To know more about Safety please visit - safety page.



What other challenges would you need to consider?

We are still at the initial stages of developing and implementing our proposal. Definitely, there are a few challenges we have to consider seriously while implementing our proposal. With several interactive sessions, interviews with many stakeholders and patients, we came to know about the biggest hurdle in the path of eradicating MDR-TB. There is a lack of information and knowledge about MDR-TB among people. It's necessary to educate people first about MDR TB, its symptoms, and treatment, then we have to maximize our reach to as many patients as possible. We have to reach out among common people and show them the benefits of using our test kit over conventional practices!

One of the unique selling points of our proposal is the cost-effectiveness of our kit. People will prefer our kit if it is accurate as well as cheap in comparison to methods in use today.
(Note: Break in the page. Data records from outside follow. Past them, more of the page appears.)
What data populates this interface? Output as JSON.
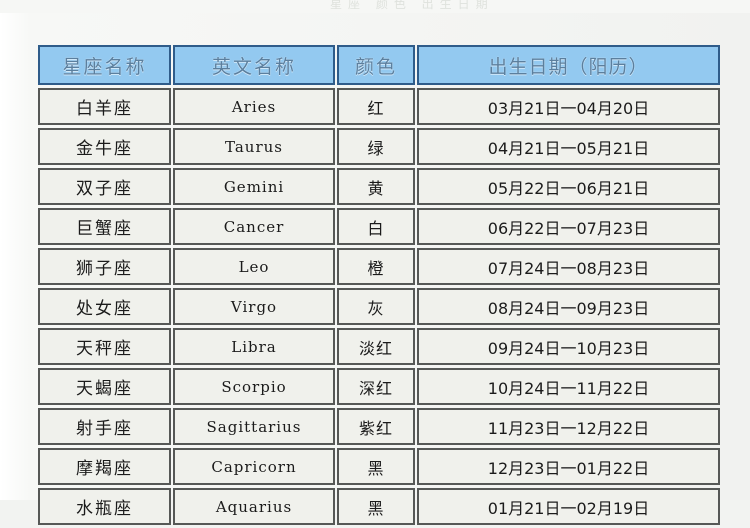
{
  "scan": {
    "top_cutoff_text": "星座 颜色 出生日期"
  },
  "table": {
    "headers": {
      "name": "星座名称",
      "english": "英文名称",
      "color": "颜色",
      "birthdate": "出生日期（阳历）"
    },
    "rows": [
      {
        "name": "白羊座",
        "english": "Aries",
        "color": "红",
        "birthdate": "03月21日一04月20日"
      },
      {
        "name": "金牛座",
        "english": "Taurus",
        "color": "绿",
        "birthdate": "04月21日一05月21日"
      },
      {
        "name": "双子座",
        "english": "Gemini",
        "color": "黄",
        "birthdate": "05月22日一06月21日"
      },
      {
        "name": "巨蟹座",
        "english": "Cancer",
        "color": "白",
        "birthdate": "06月22日一07月23日"
      },
      {
        "name": "狮子座",
        "english": "Leo",
        "color": "橙",
        "birthdate": "07月24日一08月23日"
      },
      {
        "name": "处女座",
        "english": "Virgo",
        "color": "灰",
        "birthdate": "08月24日一09月23日"
      },
      {
        "name": "天秤座",
        "english": "Libra",
        "color": "淡红",
        "birthdate": "09月24日一10月23日"
      },
      {
        "name": "天蝎座",
        "english": "Scorpio",
        "color": "深红",
        "birthdate": "10月24日一11月22日"
      },
      {
        "name": "射手座",
        "english": "Sagittarius",
        "color": "紫红",
        "birthdate": "11月23日一12月22日"
      },
      {
        "name": "摩羯座",
        "english": "Capricorn",
        "color": "黑",
        "birthdate": "12月23日一01月22日"
      },
      {
        "name": "水瓶座",
        "english": "Aquarius",
        "color": "黑",
        "birthdate": "01月21日一02月19日"
      }
    ]
  },
  "colors": {
    "header_fill": "#93c9f0",
    "header_border": "#2f5c8a",
    "header_text": "#5b7f9e",
    "cell_fill": "#f0f1ec",
    "cell_border": "#565856",
    "page_background": "#f2f3f1"
  }
}
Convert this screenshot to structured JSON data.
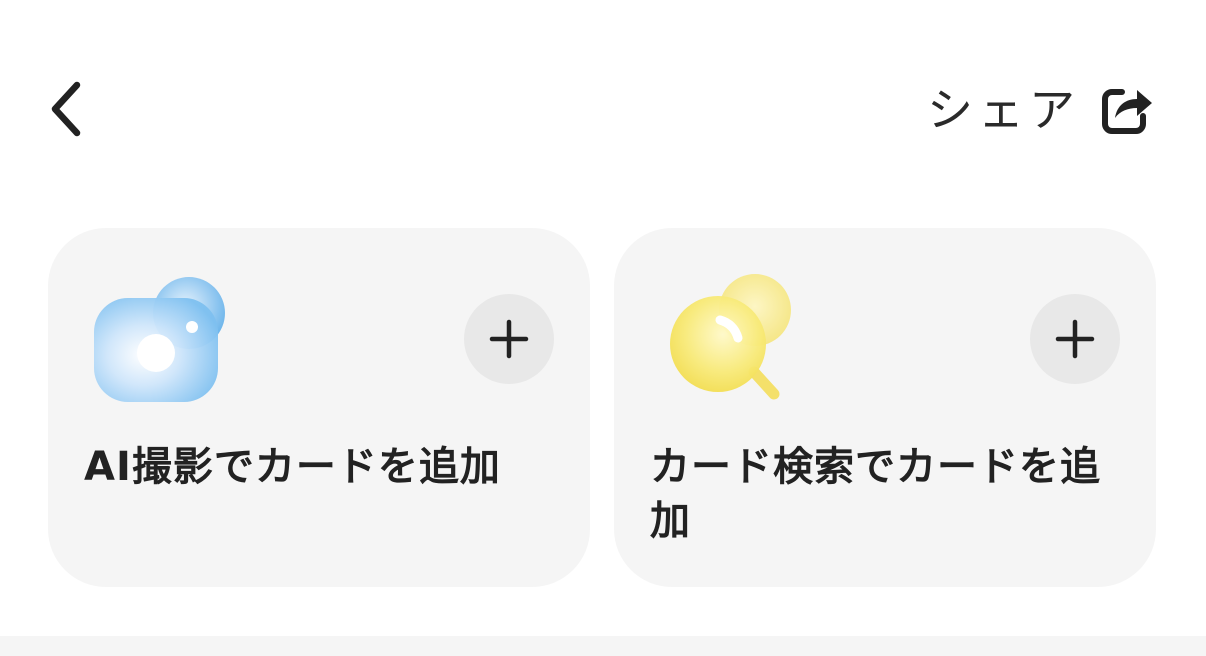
{
  "header": {
    "back_icon": "chevron-left-icon",
    "share_label": "シェア",
    "share_icon": "share-box-icon"
  },
  "cards": [
    {
      "title": "AI撮影でカードを追加",
      "icon": "camera-icon",
      "icon_color": "#6cb8ef",
      "add_icon": "plus-icon"
    },
    {
      "title": "カード検索でカードを追加",
      "icon": "magnifier-icon",
      "icon_color": "#f5e265",
      "add_icon": "plus-icon"
    }
  ],
  "colors": {
    "card_background": "#f5f5f5",
    "add_button_background": "#e8e8e8",
    "text": "#222222"
  }
}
Our next challenge is to make sure that the cost of our kit does not increase while we go through different stages of manufacturing.

Biosafety is another big challenge that we have to encounter very carefully. There are several instances where there is a lack of safety while handling the test samples or while performing tests. This could lead to a severe outbreak of MDR-TB. We have to make sure that the samples are handled and the tests are performed in an utmost safe and secure environment with proper PPE and adhering strictly to protocols. We will be making a manual that will have all the protocols and safety regulations that have to be followed while using the kit.